2 Replies Latest reply on Jun 26, 2018 4:34 AM by Timo Karjalainen

    CSV import format documentation

    Timo Karjalainen



      I'm looking for documentation on how exactly Tableau parses CSV import files. Is a technical reference for this available somewhere?


      We have a client who uses Tableau for data analysis and I need to produce CSV files for them to import into Tableau. It works "somewhat" but on some rows, Tableau gets confused about columns and the result is garbage in some columns, with the rest of the columns on that row empty. Analysis results will obviously not be correct.


      The challenge is related to free-text fields that we have in the data. People will input "quotation marks", 'single quotes', semicolons, pipes ('|'), commas, tabulators, and everything else imaginable and even not imaginable things.


      So I'm looking for a specification on how to escape/encapsulate the data so that Tableau will import it as intended.



        • 1. Re: CSV import format documentation

          Hello Timo,


          Have you tried the Data Interpreter option?


          This will help you to review you the imported data.



          • 2. Re: CSV import format documentation
            Timo Karjalainen



            thanks for your response and sorry it took me a while to return to this, I was distracted elsewhere.


            It seems the Data Interpreter does not help here: it says it is not available when there is more than 3000 rows in the data and my CSV dump is currently at 87500 rows. (Also I'm a bit baffled by the idea that the Data Interpreter chooses to be not available if Tableau *itself* thinks it doesn't need help with the data...)

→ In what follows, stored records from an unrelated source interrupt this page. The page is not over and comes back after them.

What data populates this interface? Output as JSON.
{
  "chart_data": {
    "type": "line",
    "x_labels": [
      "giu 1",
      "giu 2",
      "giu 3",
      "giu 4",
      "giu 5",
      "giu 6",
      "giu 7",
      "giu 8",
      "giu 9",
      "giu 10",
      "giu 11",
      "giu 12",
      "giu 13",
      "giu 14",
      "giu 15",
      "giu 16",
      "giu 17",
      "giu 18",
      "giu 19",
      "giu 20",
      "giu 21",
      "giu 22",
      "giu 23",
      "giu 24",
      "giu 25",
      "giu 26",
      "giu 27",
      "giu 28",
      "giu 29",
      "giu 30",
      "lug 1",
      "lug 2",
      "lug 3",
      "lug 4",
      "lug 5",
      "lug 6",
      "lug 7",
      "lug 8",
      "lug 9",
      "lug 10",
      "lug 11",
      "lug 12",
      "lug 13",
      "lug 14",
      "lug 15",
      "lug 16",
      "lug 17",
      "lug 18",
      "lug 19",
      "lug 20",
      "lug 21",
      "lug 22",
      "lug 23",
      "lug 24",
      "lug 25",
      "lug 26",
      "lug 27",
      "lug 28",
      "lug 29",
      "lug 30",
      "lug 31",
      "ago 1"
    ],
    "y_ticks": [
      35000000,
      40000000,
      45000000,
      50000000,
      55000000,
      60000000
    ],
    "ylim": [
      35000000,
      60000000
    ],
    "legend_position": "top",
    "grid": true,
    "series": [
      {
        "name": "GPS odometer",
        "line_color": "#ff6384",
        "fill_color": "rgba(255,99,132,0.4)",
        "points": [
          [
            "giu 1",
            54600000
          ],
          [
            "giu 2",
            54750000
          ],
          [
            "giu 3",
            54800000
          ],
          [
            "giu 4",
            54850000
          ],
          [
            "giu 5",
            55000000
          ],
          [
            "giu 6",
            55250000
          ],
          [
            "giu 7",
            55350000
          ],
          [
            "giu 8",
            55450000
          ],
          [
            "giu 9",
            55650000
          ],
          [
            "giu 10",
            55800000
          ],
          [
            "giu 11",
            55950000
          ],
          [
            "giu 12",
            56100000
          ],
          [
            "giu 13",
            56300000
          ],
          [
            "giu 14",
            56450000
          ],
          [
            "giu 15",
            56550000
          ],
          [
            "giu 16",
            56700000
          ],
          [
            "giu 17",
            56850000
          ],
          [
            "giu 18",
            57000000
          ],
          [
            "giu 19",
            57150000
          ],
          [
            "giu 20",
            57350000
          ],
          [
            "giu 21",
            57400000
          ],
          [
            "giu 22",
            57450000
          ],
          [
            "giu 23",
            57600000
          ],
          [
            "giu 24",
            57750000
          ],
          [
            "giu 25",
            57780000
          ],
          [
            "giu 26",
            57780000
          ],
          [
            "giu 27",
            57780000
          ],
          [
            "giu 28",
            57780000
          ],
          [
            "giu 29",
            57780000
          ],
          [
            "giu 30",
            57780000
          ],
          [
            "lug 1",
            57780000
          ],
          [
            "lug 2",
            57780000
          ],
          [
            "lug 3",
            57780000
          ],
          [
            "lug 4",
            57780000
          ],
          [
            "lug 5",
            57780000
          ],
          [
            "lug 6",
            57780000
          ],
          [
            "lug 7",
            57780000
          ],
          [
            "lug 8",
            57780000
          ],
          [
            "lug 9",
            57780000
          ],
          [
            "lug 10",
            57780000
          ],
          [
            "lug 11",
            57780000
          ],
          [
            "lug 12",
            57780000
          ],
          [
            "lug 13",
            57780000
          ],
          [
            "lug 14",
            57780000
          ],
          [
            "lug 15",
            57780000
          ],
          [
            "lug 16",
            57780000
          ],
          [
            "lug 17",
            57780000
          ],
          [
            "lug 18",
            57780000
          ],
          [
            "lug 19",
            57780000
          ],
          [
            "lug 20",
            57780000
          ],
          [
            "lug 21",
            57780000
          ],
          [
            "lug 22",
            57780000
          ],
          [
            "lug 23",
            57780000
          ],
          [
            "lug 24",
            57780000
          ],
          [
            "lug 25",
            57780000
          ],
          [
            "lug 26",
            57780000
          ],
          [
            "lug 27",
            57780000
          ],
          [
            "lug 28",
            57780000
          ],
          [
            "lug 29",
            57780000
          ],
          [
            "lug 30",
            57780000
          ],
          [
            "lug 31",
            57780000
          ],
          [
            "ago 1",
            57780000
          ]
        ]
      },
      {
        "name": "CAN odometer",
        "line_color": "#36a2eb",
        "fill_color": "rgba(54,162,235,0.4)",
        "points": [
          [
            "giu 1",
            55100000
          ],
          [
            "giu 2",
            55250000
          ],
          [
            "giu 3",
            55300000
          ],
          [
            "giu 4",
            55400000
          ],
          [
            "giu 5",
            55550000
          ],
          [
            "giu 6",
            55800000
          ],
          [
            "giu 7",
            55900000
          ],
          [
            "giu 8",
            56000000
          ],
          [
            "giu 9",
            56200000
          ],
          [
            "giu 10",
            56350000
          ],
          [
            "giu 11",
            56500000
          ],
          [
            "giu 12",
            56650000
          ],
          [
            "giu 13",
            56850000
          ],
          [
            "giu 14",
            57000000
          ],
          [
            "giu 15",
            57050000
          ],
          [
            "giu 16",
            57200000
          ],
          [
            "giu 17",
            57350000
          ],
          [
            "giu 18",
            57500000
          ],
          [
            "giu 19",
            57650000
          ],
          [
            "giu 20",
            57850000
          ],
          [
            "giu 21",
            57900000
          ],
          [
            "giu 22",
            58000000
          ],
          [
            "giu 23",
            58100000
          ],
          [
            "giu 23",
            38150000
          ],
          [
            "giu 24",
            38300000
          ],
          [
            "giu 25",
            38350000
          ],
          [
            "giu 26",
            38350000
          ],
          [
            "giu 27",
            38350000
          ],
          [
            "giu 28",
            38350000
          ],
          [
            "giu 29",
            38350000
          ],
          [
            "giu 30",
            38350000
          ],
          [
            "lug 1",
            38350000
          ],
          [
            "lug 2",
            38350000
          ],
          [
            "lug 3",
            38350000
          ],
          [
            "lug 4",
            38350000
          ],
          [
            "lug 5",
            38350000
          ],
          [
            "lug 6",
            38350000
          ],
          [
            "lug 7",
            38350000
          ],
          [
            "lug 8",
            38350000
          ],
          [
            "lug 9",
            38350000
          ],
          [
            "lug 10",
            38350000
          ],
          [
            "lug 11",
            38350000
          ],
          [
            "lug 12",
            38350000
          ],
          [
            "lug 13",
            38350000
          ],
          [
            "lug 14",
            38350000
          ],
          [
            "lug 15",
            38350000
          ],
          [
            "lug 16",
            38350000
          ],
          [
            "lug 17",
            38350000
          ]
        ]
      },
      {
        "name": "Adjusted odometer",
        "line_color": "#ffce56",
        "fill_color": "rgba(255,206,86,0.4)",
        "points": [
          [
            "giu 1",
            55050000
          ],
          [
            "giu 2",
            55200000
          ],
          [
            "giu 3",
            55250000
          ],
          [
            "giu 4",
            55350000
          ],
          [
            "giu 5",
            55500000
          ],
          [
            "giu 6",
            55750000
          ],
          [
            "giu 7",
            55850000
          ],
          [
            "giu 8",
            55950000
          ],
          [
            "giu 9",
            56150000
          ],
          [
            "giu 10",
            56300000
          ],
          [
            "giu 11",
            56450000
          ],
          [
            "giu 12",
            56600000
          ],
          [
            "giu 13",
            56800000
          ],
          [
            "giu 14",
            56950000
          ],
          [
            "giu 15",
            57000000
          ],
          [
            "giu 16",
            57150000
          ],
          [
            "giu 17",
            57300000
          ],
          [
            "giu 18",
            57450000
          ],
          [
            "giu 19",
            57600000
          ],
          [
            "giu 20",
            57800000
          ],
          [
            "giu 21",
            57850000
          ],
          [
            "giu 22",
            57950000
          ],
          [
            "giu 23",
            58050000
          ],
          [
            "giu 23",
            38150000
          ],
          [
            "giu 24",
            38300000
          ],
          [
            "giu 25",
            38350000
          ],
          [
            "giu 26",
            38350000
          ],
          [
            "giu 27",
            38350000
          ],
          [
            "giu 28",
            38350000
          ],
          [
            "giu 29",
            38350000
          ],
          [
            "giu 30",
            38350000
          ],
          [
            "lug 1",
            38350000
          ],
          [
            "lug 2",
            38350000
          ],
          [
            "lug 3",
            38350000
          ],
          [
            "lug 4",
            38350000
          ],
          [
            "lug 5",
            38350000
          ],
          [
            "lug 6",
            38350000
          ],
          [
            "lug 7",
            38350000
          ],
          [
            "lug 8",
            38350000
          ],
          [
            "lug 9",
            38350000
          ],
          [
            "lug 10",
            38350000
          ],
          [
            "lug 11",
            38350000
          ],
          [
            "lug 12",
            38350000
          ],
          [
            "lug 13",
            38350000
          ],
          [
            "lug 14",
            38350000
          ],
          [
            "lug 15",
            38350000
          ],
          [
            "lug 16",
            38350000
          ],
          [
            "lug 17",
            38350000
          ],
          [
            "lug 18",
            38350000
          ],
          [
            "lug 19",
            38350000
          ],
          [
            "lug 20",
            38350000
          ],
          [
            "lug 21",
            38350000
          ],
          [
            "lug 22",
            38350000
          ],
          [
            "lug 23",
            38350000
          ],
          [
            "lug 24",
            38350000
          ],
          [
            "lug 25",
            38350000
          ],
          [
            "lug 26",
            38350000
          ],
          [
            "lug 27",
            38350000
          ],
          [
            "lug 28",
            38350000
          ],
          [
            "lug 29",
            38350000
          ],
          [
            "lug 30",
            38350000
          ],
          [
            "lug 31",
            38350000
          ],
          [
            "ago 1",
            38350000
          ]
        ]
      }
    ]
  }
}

            But back to the original question. How do I format the data to make sure that Tableau sees the column breaks as intended? Can I encapsulate non-numeric (i.e. text) columns in "quotes" for example, and maybe backslash-escape the quote character in the data? Do I then need to protect other characters? It would be very useful to find actual technical documentation on this, not Excel screenshots.


            Alternatively we could switch the data dump format to JSON, it has an exact specification how tokens are interpreted, while CSV is whatever anyone calls CSV.